Il bug della balbuzie di Ryzen TPM è stato finalmente risolto su Windows 11

Un’implementazione difettosa del Trusted Platform Module (o TPM) basato su firmware, qualcosa di cui gli utenti hanno normalmente bisogno per utilizzare Windows 11, affligge da tempo gli utenti AMD Ryzen. Ma alla fine, AMD e i suoi partner di schede madri stanno lanciando aggiornamenti del BIOS che correggono completamente il bug, anche se al momento non tutte le schede hanno ricevuto la patch.

Il TPM può essere eseguito sia nel firmware della scheda madre (dove è memorizzato il BIOS) che sul proprio hardware dedicato e per poter utilizzare Windows 11 il TPM deve essere abilitato. Le CPU Ryzen hanno riscontrato una balbuzie con il TPM abilitato, per cui AMD ha consigliato agli utenti di disabilitare la funzione di sicurezza.

Un TPM è solitamente saldato alla scheda madre, ma sono disponibili anche moduli aggiuntivi.

I PC Ryzen senza patch con firmware TPM soffrono di una forte balbuzie quando il TPM funziona in background.
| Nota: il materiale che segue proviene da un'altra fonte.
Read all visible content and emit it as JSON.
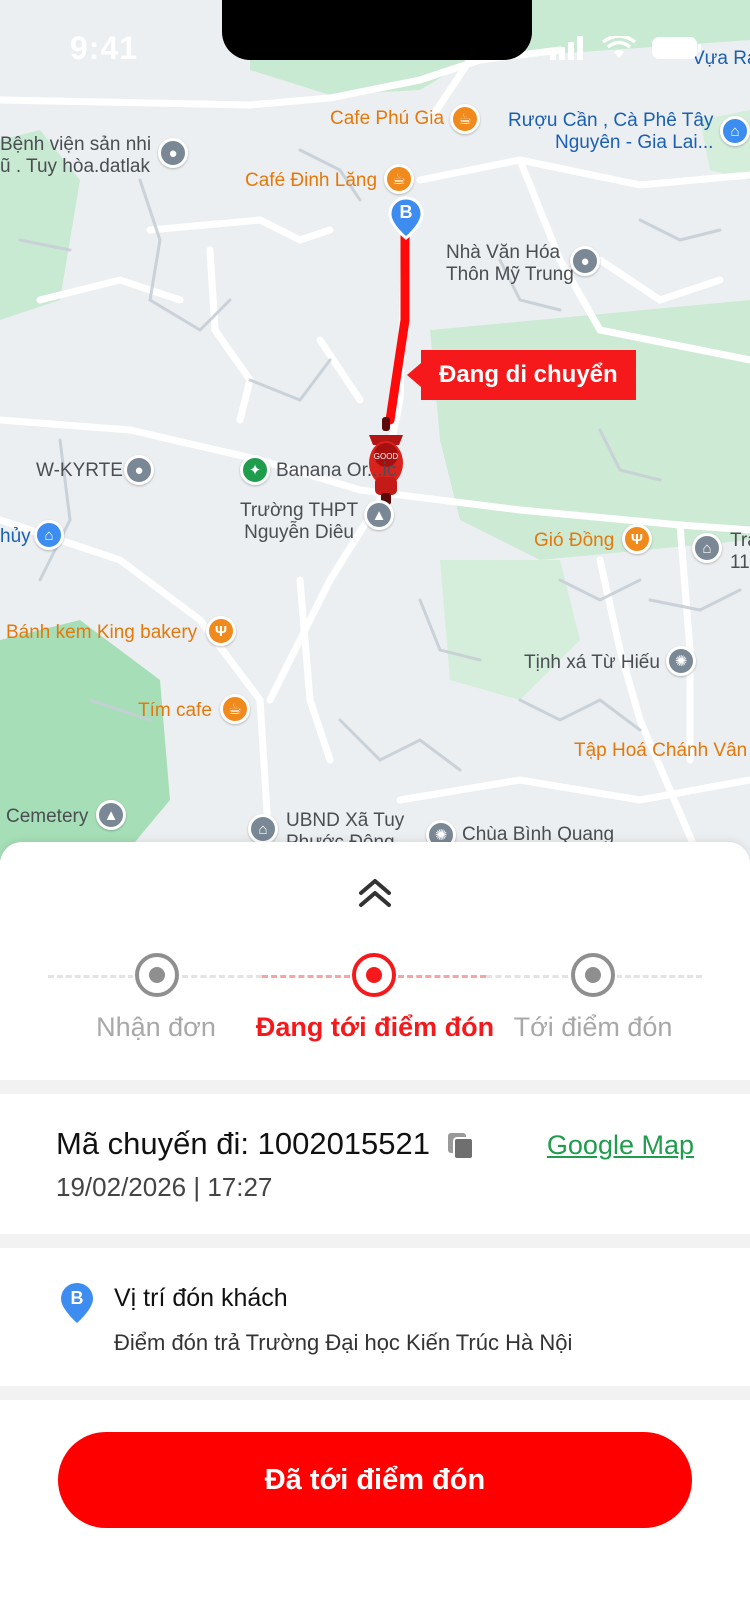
{
  "status_bar": {
    "time": "9:41"
  },
  "map": {
    "route_label": "Đang di chuyển",
    "route_end_marker": "B",
    "pois": [
      {
        "name": "vura-ra",
        "text": "Vựa Ra",
        "color": "#1a5fb4"
      },
      {
        "name": "benh-vien",
        "text": "Bệnh viện sản nhi\nũ . Tuy hòa.datlak"
      },
      {
        "name": "cafe-phu-gia",
        "text": "Cafe Phú Gia"
      },
      {
        "name": "cafe-dinh-lang",
        "text": "Café Đinh Lăng"
      },
      {
        "name": "ruou-can",
        "text": "Rượu Cần , Cà Phê Tây\nNguyên - Gia Lai..."
      },
      {
        "name": "nha-van-hoa",
        "text": "Nhà Văn Hóa\nThôn Mỹ Trung"
      },
      {
        "name": "w-kyrte",
        "text": "W-KYRTE"
      },
      {
        "name": "banana",
        "text": "Banana Or...ic"
      },
      {
        "name": "truong-thpt",
        "text": "Trường THPT\nNguyễn Diêu"
      },
      {
        "name": "huy",
        "text": "hủy"
      },
      {
        "name": "gio-dong",
        "text": "Gió Đồng"
      },
      {
        "name": "tra",
        "text": "Tra\n11"
      },
      {
        "name": "banh-kem",
        "text": "Bánh kem King bakery"
      },
      {
        "name": "tinh-xa",
        "text": "Tịnh xá Từ Hiếu"
      },
      {
        "name": "tim-cafe",
        "text": "Tím cafe"
      },
      {
        "name": "tap-hoa",
        "text": "Tập Hoá Chánh Vân"
      },
      {
        "name": "cemetery",
        "text": "Cemetery"
      },
      {
        "name": "ubnd",
        "text": "UBND Xã Tuy\nPhước Đông"
      },
      {
        "name": "chua",
        "text": "Chùa Bình Quang"
      }
    ],
    "icons": {
      "cafe": "cup-icon",
      "restaurant": "fork-knife-icon",
      "pin": "location-pin-icon",
      "school": "graduation-cap-icon",
      "shop": "shopping-bag-icon",
      "temple": "temple-icon",
      "park": "hiker-icon"
    }
  },
  "sheet": {
    "steps": [
      {
        "label": "Nhận đơn",
        "state": "done"
      },
      {
        "label": "Đang tới điểm đón",
        "state": "active"
      },
      {
        "label": "Tới điểm đón",
        "state": "pending"
      }
    ],
    "trip": {
      "code_label": "Mã chuyến đi: 1002015521",
      "datetime": "19/02/2026 | 17:27",
      "map_link": "Google Map"
    },
    "pickup": {
      "marker": "B",
      "title": "Vị trí đón khách",
      "address": "Điểm đón trả Trường Đại học Kiến Trúc Hà Nội"
    },
    "cta_label": "Đã tới điểm đón"
  },
  "colors": {
    "brand_red": "#f5191b",
    "cta_red": "#ff0000",
    "link_green": "#1f9d4c",
    "inactive_gray": "#a8a8a8"
  }
}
È un problema di CPU e scheda madre, non di Windows e, sebbene il bug esista da un po’, è diventato un problema solo quando gli utenti hanno iniziato l’aggiornamento a Windows 11. Windows 11 richiede l’abilitazione del TPM.

L’unico modo per correggere il bug della balbuzie senza disabilitare il TPM è ottenere un modulo basato su hardware e incollarlo sulla scheda madre. Gli utenti che disabilitano il TPM possono comunque utilizzare Windows 11, ma senza aggiornamenti futuri. Ovviamente, ciò non era accettabile per la stragrande maggioranza degli utenti, motivo per cui AMD e i produttori di schede madri stanno pubblicando aggiornamenti del BIOS che risolvono il bug e consentono di utilizzare il TPM basato su firmware senza problemi.

Questo non è il primo problema che Windows 11 ha avuto con i processori Ryzen (anche le migliori CPU Ryzen). In prossimità del lancio, AMD ha avvertito che Windows 11 potrebbe rallentare le prestazioni di gioco fino al 15%, ad esempio. Per fortuna questo problema, tra gli altri, è stato risolto dal lancio.

Come correggere la balbuzie del TPM su Windows 11

I BIOS che contengono la correzione del bug hanno il microcodice AGESA versione 1207 o 1.2.0.7. Gli aggiornamenti del microcodice provengono direttamente da AMD e vengono inviati ai partner della scheda madre dell’azienda, e da lì spetta a loro distribuire il nuovo microcodice sotto forma di nuovi aggiornamenti del BIOS. Ciò significa che ogni singola scheda riceverà il proprio aggiornamento, quindi non tutte le schede madri hanno ricevuto o riceveranno il nuovo microcodice AGESA contemporaneamente.

La maggior parte delle schede madri ha già ricevuto aggiornamenti del BIOS con la correzione dei bug. Secondo Tom’s Hardware, molti fornitori come MSI e Gigabyte hanno già aggiornato quasi ogni singola scheda madre AMD che abbiano mai rilasciato. Ma alcune schede madri devono ancora ricevere un aggiornamento e non si sa quando esattamente questi ritardatari otterranno finalmente un nuovo BIOS con la patch. Si spera che ogni scheda madre Ryzen riceverà un aggiornamento ad un certo punto.

Se acquisti una nuova scheda madre, probabilmente verrà fornita con l’aggiornamento del microcodice. In caso contrario, assicurati di leggere la nostra guida su come aggiornare il BIOS per correggere la balbuzie Ryzen su Windows 11.